The one name I haven’t mentioned is Carson Fulmer. He’s spent the entire year as a starter, and I’d expect him to finish the year like that, as he didn’t benefit from the oscillation between levels and roles last year. But he hasn’t exactly thrived by spending the entire year in the Charlotte rotation, either.

  • First month: 5-1, 2.72 ERA, 39.2 IP, 12 BB, 33 K, .235/.301/.396 against
  • Last two: 1-5, 7.90 ERA, 49 IP, 32 BB, 31 K, .291/.397/.508 against

I’d started to believe in Fulmer’s starting potential because he found success in shaping his fastball, but what looked initially like a slump has now defined his season. Not only has he stopped missing bats, but he’s only pitched into the sixth inning twice in his last 11 starts. You usually see more at-bats end in strikeouts when throwing that many pitches.

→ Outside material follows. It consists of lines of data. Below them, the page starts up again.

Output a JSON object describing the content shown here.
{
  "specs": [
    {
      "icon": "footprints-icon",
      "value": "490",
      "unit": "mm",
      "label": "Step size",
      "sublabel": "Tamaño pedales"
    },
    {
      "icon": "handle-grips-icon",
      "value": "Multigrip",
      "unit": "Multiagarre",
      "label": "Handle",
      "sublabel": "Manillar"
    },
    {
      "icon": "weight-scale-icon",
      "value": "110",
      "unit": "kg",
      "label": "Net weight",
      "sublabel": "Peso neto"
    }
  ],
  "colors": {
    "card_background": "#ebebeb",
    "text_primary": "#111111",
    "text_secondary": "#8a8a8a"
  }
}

A bullpen future beckons, and that’s more than a consolation prize if his top two pitches can play up an inning or two at a time. Michael Kopech, Jordan Guerrero and Spencer Adams are going to need starts in Charlotte in the near future, and the Sox are going to need relievers who inspire confidence. The timing comes down to Fulmer’s own confidence, and whether it’d be better letting start the season tailoring his approach for relief, rather than looking for him to bring stability to a desperate situation. That didn’t work out so well the last time.